Дом, который построил Джек (1923)
S. Y. マルシャーク С. Я. Маршак (1887-1964)
(2021年7月号掲載)

ジャックの建てた家
『ジャックの建てた家』

 戯曲『森は生きている(原題『12か月Двенадцать месяцев)』で日本でも有名なS. Y. マルシャークは1887年、ロシアのヴォロネジ市に生まれました。幼い頃から文学的才能を発揮し、1912年にロンドン大学に留学、シェークスピアの作品やイギリスの民話詩にふれたマルシャークは、第一次世界大戦の始まる直前の1914年にロシアに戻ります。今回ご紹介する『ジャックの建てた家』は、イギリスの子どもの民話詩をマルシャーク自身がロシア語に翻訳したものです。

ほら、これがジャックの建てた家
これはジャックの建てた家の暗い物置にしまってある小麦
これはジャックの建てた家の暗い物置にしまってある小麦をしょっちゅう盗みぐいする陽気な小鳥のシジュウカラ
(以下略)

 この詩の続きでは、新しい登場人物が次々に現れます。小鳥のシジュウカラを脅かしてつかまえる猫、その猫のえり首をひっぱる尻尾のない犬、その犬をけりあげる角のない雌牛、その雌牛の乳をしぼる白髪のいかめしいおばあさん……。フレーズごとに新しい登場人物が現れてこれまでの文章につけ加えられていきます。ロシアの民話でしばしば見られる「累積昔話(同じ行為が増大もしくは減少する形で何度も繰り返され、累積されていく)」と似た系統のものと言えるでしょう。前述の訳のように日本語では修飾文は前に置きますが、ロシア語の語順では英語の原詩と同様に各フレーズの文末に「ジャックの建てた家」という言葉が繰り返されます。いずれにしても、思わず笑いだしてしまうようなナンセンスさがあります。

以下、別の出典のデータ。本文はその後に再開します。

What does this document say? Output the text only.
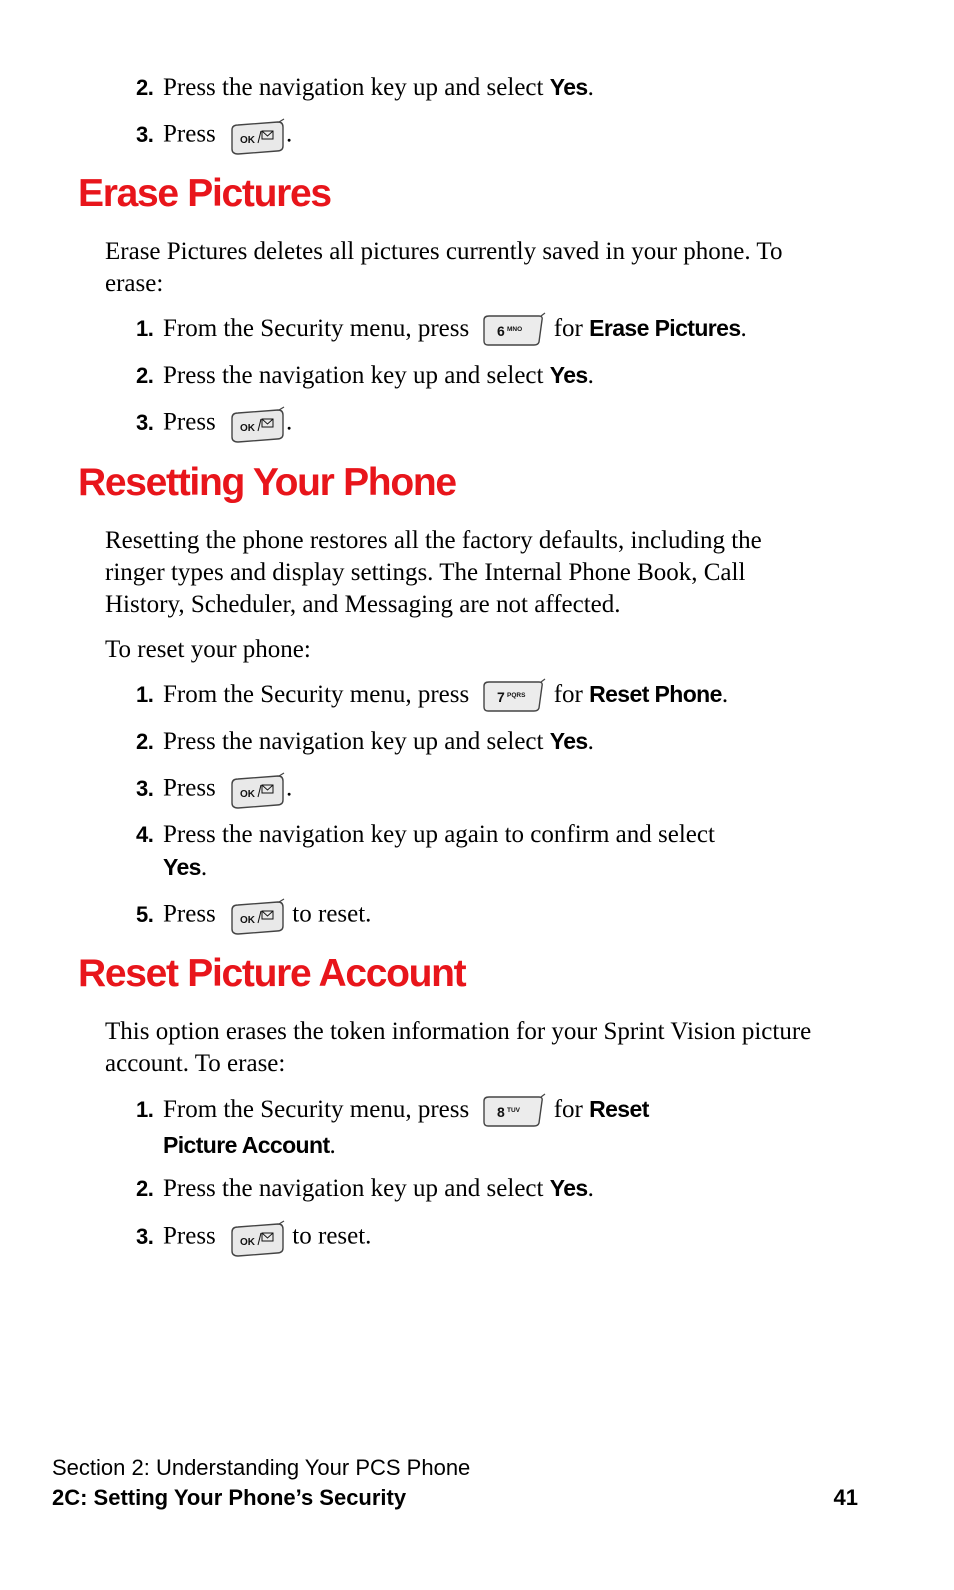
2. Press the navigation key up and select Yes.
3. Press OK .
Erase Pictures

Erase Pictures deletes all pictures currently saved in your phone. To erase:

1. From the Security menu, press 6 MNO for Erase Pictures.
2. Press the navigation key up and select Yes.
3. Press OK .
Resetting Your Phone

Resetting the phone restores all the factory defaults, including the ringer types and display settings. The Internal Phone Book, Call History, Scheduler, and Messaging are not affected.

To reset your phone:

1. From the Security menu, press 7 PQRS for Reset Phone.
2. Press the navigation key up and select Yes.
3. Press OK .
4. Press the navigation key up again to confirm and select
Yes.
5. Press OK to reset.
Reset Picture Account

This option erases the token information for your Sprint Vision picture account. To erase:

1. From the Security menu, press 8 TUV for Reset
Picture Account.
2. Press the navigation key up and select Yes.
3. Press OK to reset.
Section 2: Understanding Your PCS Phone
2C: Setting Your Phone’s Security	41
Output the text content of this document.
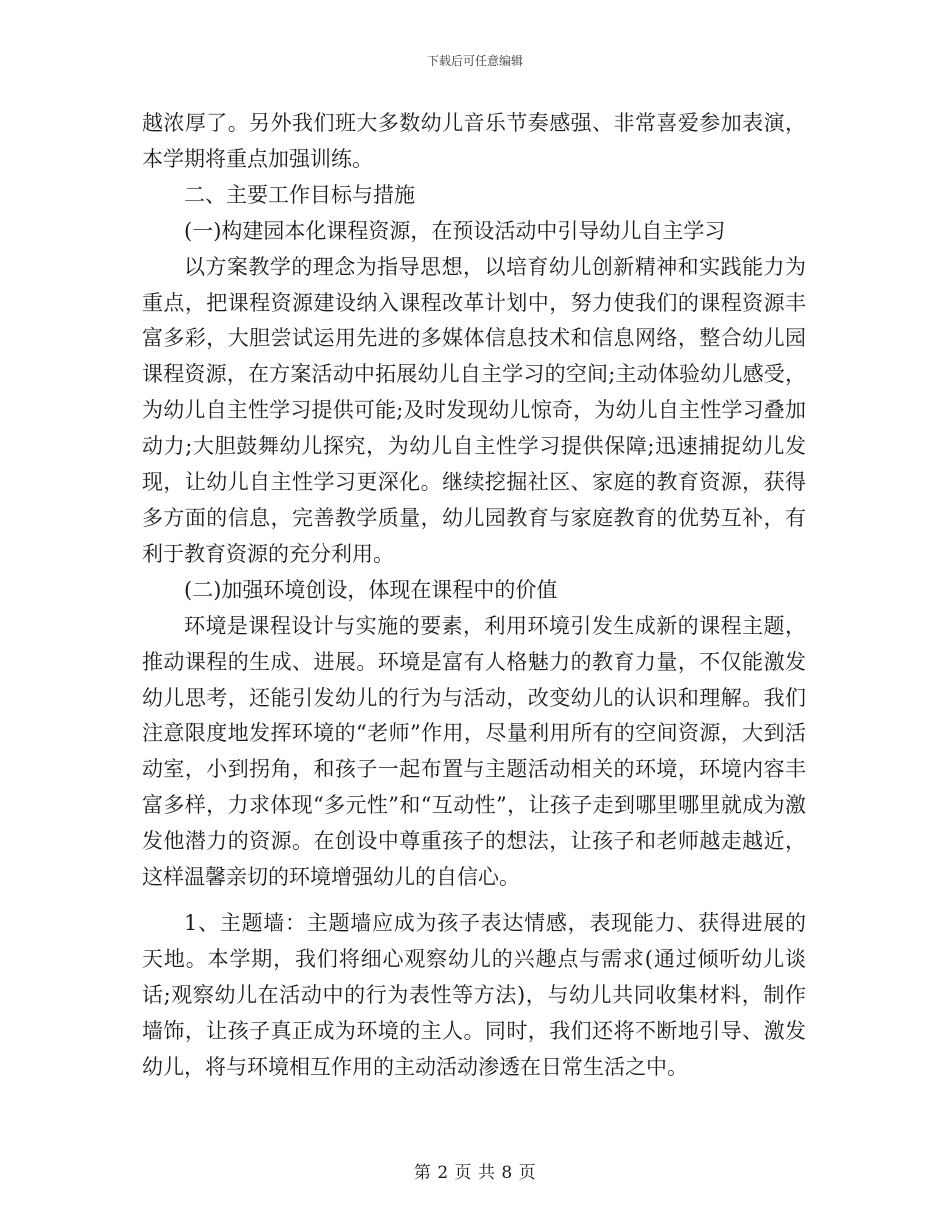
下载后可任意编辑

越浓厚了。另外我们班大多数幼儿音乐节奏感强、非常喜爱参加表演，本学期将重点加强训练。

二、主要工作目标与措施

(一)构建园本化课程资源，在预设活动中引导幼儿自主学习

以方案教学的理念为指导思想，以培育幼儿创新精神和实践能力为重点，把课程资源建设纳入课程改革计划中，努力使我们的课程资源丰富多彩，大胆尝试运用先进的多媒体信息技术和信息网络，整合幼儿园课程资源，在方案活动中拓展幼儿自主学习的空间;主动体验幼儿感受，为幼儿自主性学习提供可能;及时发现幼儿惊奇，为幼儿自主性学习叠加动力;大胆鼓舞幼儿探究，为幼儿自主性学习提供保障;迅速捕捉幼儿发现，让幼儿自主性学习更深化。继续挖掘社区、家庭的教育资源，获得多方面的信息，完善教学质量，幼儿园教育与家庭教育的优势互补，有利于教育资源的充分利用。

(二)加强环境创设，体现在课程中的价值

环境是课程设计与实施的要素，利用环境引发生成新的课程主题，推动课程的生成、进展。环境是富有人格魅力的教育力量，不仅能激发幼儿思考，还能引发幼儿的行为与活动，改变幼儿的认识和理解。我们注意限度地发挥环境的“老师”作用，尽量利用所有的空间资源，大到活动室，小到拐角，和孩子一起布置与主题活动相关的环境，环境内容丰富多样，力求体现“多元性”和“互动性”，让孩子走到哪里哪里就成为激发他潜力的资源。在创设中尊重孩子的想法，让孩子和老师越走越近，这样温馨亲切的环境增强幼儿的自信心。

1、主题墙：主题墙应成为孩子表达情感，表现能力、获得进展的天地。本学期，我们将细心观察幼儿的兴趣点与需求(通过倾听幼儿谈话;观察幼儿在活动中的行为表性等方法)，与幼儿共同收集材料，制作墙饰，让孩子真正成为环境的主人。同时，我们还将不断地引导、激发幼儿，将与环境相互作用的主动活动渗透在日常生活之中。

第 2 页 共 8 页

 マルシャークはシェークスピアをはじめとするイギリス文学の翻訳者としても知られていますが、第一次世界大戦後は被災した子どもたちを救援する仕事につき、それをきっかけに本格的に児童文学の仕事に取り組むようになります。最初はソ連児童文学創立者の一人で文豪のM. ゴーリキーの右腕として、やがては自身がソ連児童文学界の重鎮として、多くの児童文学作品を残しました。その作風は簡潔で軽妙。そのうえでイギリス文学風のナンセンスの影響なのでしょうか、どこか洒落た雰囲気をもっています。